Ikwalnya Tim Media Rajawalinews (RN) investigasi kelapangan selasa (12/10/21) menemukan pihak kontraktor jual besi bekas proyek Agoesdjam milik Negara dengan harga 5 ribu/kg. Segala sesuatu yang merupakan bagian harta milik seseorang, negara atau badan hukum yang dapat diambil orang atau badan hukum lain untuk dikuasai seolah-olah pemilik harta tersebut dapat menjadi obyek tindak pidana pencurian (Pasal 362KUHP) atau penggelapan (Pasal 372 KUHP).
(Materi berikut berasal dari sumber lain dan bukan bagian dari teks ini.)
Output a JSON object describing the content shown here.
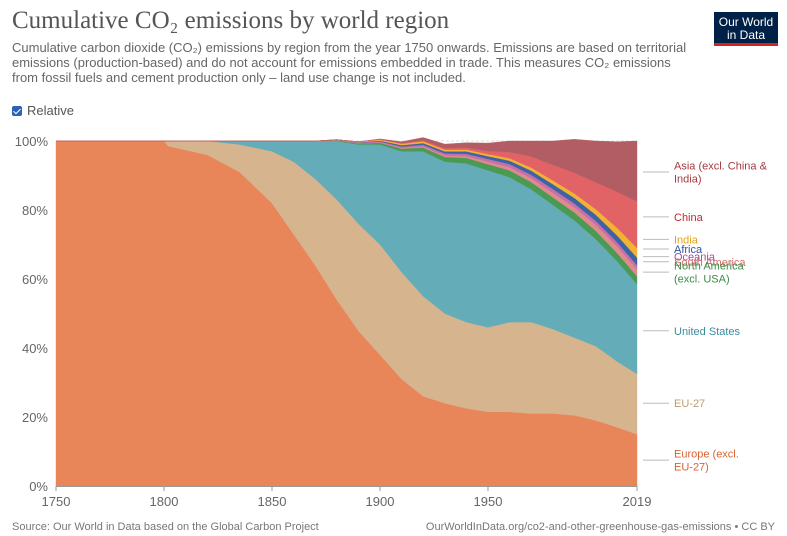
{
  "title": "Cumulative CO₂ emissions by world region",
  "subtitle": "Cumulative carbon dioxide (CO₂) emissions by region from the year 1750 onwards. Emissions are based on territorial emissions (production-based) and do not account for emissions embedded in trade. This measures CO₂ emissions from fossil fuels and cement production only – land use change is not included.",
  "logo": {
    "line1": "Our World",
    "line2": "in Data"
  },
  "relative_toggle": {
    "label": "Relative",
    "checked": true
  },
  "footer": {
    "source": "Source: Our World in Data based on the Global Carbon Project",
    "url": "OurWorldInData.org/co2-and-other-greenhouse-gas-emissions • CC BY"
  },
  "chart_data": {
    "type": "area",
    "stacked": true,
    "relative": true,
    "xlim": [
      1750,
      2019
    ],
    "ylim": [
      0,
      100
    ],
    "x_ticks": [
      1750,
      1800,
      1850,
      1900,
      1950,
      2019
    ],
    "y_ticks": [
      0,
      20,
      40,
      60,
      80,
      100
    ],
    "y_tick_labels": [
      "0%",
      "20%",
      "40%",
      "60%",
      "80%",
      "100%"
    ],
    "x": [
      1750,
      1800,
      1802,
      1820,
      1835,
      1850,
      1860,
      1870,
      1880,
      1890,
      1900,
      1910,
      1920,
      1930,
      1940,
      1950,
      1960,
      1970,
      1980,
      1990,
      2000,
      2010,
      2019
    ],
    "series": [
      {
        "name": "Europe (excl. EU-27)",
        "color": "#e8865a",
        "values": [
          100,
          100,
          98.5,
          96,
          91,
          82,
          73,
          64,
          54,
          45,
          38,
          31,
          26,
          24,
          22.5,
          21.5,
          21.5,
          21,
          21,
          20.5,
          19,
          17,
          15
        ]
      },
      {
        "name": "EU-27",
        "color": "#d6b48e",
        "values": [
          0,
          0,
          1.5,
          4,
          8,
          15,
          21,
          25,
          29,
          31,
          32,
          31,
          29,
          26,
          25,
          24.5,
          26,
          26.5,
          24.5,
          22.5,
          21.5,
          19,
          17.5
        ]
      },
      {
        "name": "United States",
        "color": "#64acb7",
        "values": [
          0,
          0,
          0,
          0,
          1,
          3,
          6,
          11,
          17,
          23,
          29,
          35,
          42,
          44,
          46,
          45.5,
          42,
          38.5,
          36,
          34,
          31,
          29,
          26
        ]
      },
      {
        "name": "North America (excl. USA)",
        "color": "#4b9a54",
        "values": [
          0,
          0,
          0,
          0,
          0,
          0,
          0,
          0,
          0.2,
          0.3,
          0.5,
          0.8,
          1.1,
          1.4,
          1.6,
          1.8,
          2,
          2.1,
          2.2,
          2.3,
          2.4,
          2.4,
          2.3
        ]
      },
      {
        "name": "South America",
        "color": "#e08a8a",
        "values": [
          0,
          0,
          0,
          0,
          0,
          0,
          0,
          0,
          0,
          0,
          0.1,
          0.2,
          0.3,
          0.4,
          0.5,
          0.7,
          0.9,
          1.1,
          1.3,
          1.5,
          1.7,
          1.9,
          2
        ]
      },
      {
        "name": "Oceania",
        "color": "#c46fae",
        "values": [
          0,
          0,
          0,
          0,
          0,
          0,
          0,
          0,
          0.1,
          0.2,
          0.3,
          0.4,
          0.5,
          0.6,
          0.7,
          0.8,
          0.9,
          1,
          1.1,
          1.1,
          1.2,
          1.2,
          1.2
        ]
      },
      {
        "name": "Africa",
        "color": "#3d63a3",
        "values": [
          0,
          0,
          0,
          0,
          0,
          0,
          0,
          0,
          0,
          0.1,
          0.2,
          0.4,
          0.5,
          0.6,
          0.7,
          0.8,
          1,
          1.2,
          1.4,
          1.6,
          1.8,
          2,
          2.2
        ]
      },
      {
        "name": "India",
        "color": "#f2b233",
        "values": [
          0,
          0,
          0,
          0,
          0,
          0,
          0,
          0,
          0.1,
          0.2,
          0.3,
          0.4,
          0.5,
          0.5,
          0.5,
          0.6,
          0.7,
          0.9,
          1.1,
          1.3,
          1.6,
          2.2,
          2.8
        ]
      },
      {
        "name": "China",
        "color": "#e26365",
        "values": [
          0,
          0,
          0,
          0,
          0,
          0,
          0,
          0,
          0,
          0,
          0.1,
          0.2,
          0.3,
          0.4,
          0.6,
          0.9,
          1.8,
          3.2,
          4.5,
          6,
          7.8,
          10.5,
          13.5
        ]
      },
      {
        "name": "Asia (excl. China & India)",
        "color": "#b25d63",
        "values": [
          0,
          0,
          0,
          0,
          0,
          0,
          0,
          0,
          0,
          0,
          0.1,
          0.4,
          0.8,
          1.2,
          1.4,
          2.3,
          3.2,
          4.5,
          6.9,
          9.7,
          12,
          14.6,
          17.5
        ]
      }
    ],
    "legend": [
      {
        "label_lines": [
          "Asia (excl. China &",
          "India)"
        ],
        "color": "#a43a40",
        "value": 91
      },
      {
        "label_lines": [
          "China"
        ],
        "color": "#c5262b",
        "value": 78
      },
      {
        "label_lines": [
          "India"
        ],
        "color": "#e3a31d",
        "value": 71.5
      },
      {
        "label_lines": [
          "Africa"
        ],
        "color": "#2e559b",
        "value": 68.7
      },
      {
        "label_lines": [
          "Oceania"
        ],
        "color": "#a9469b",
        "value": 66.5
      },
      {
        "label_lines": [
          "South America"
        ],
        "color": "#d66a6a",
        "value": 65
      },
      {
        "label_lines": [
          "North America",
          "(excl. USA)"
        ],
        "color": "#3e8a45",
        "value": 62
      },
      {
        "label_lines": [
          "United States"
        ],
        "color": "#3a8d9b",
        "value": 45
      },
      {
        "label_lines": [
          "EU-27"
        ],
        "color": "#c19a6f",
        "value": 24
      },
      {
        "label_lines": [
          "Europe (excl.",
          "EU-27)"
        ],
        "color": "#d8632f",
        "value": 7.5
      }
    ]
  }
}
Termasuk dalam hukum pencurian adalah pencurian dengan kekerasan atau perampokan. Sebagian besar aset pemerintah berpotensi menjadi obyek pencurian atau penggelapan. Disinyalir aktor pelakunya adalah pihak pelaksana kontraktor dan tidak menutup kemungkinan pemilik proyek RSUD Agoesdjam ‘’ KPA (Kuasa pengguna Anggaran) dan PPK (Pejabat pembuat komitmen).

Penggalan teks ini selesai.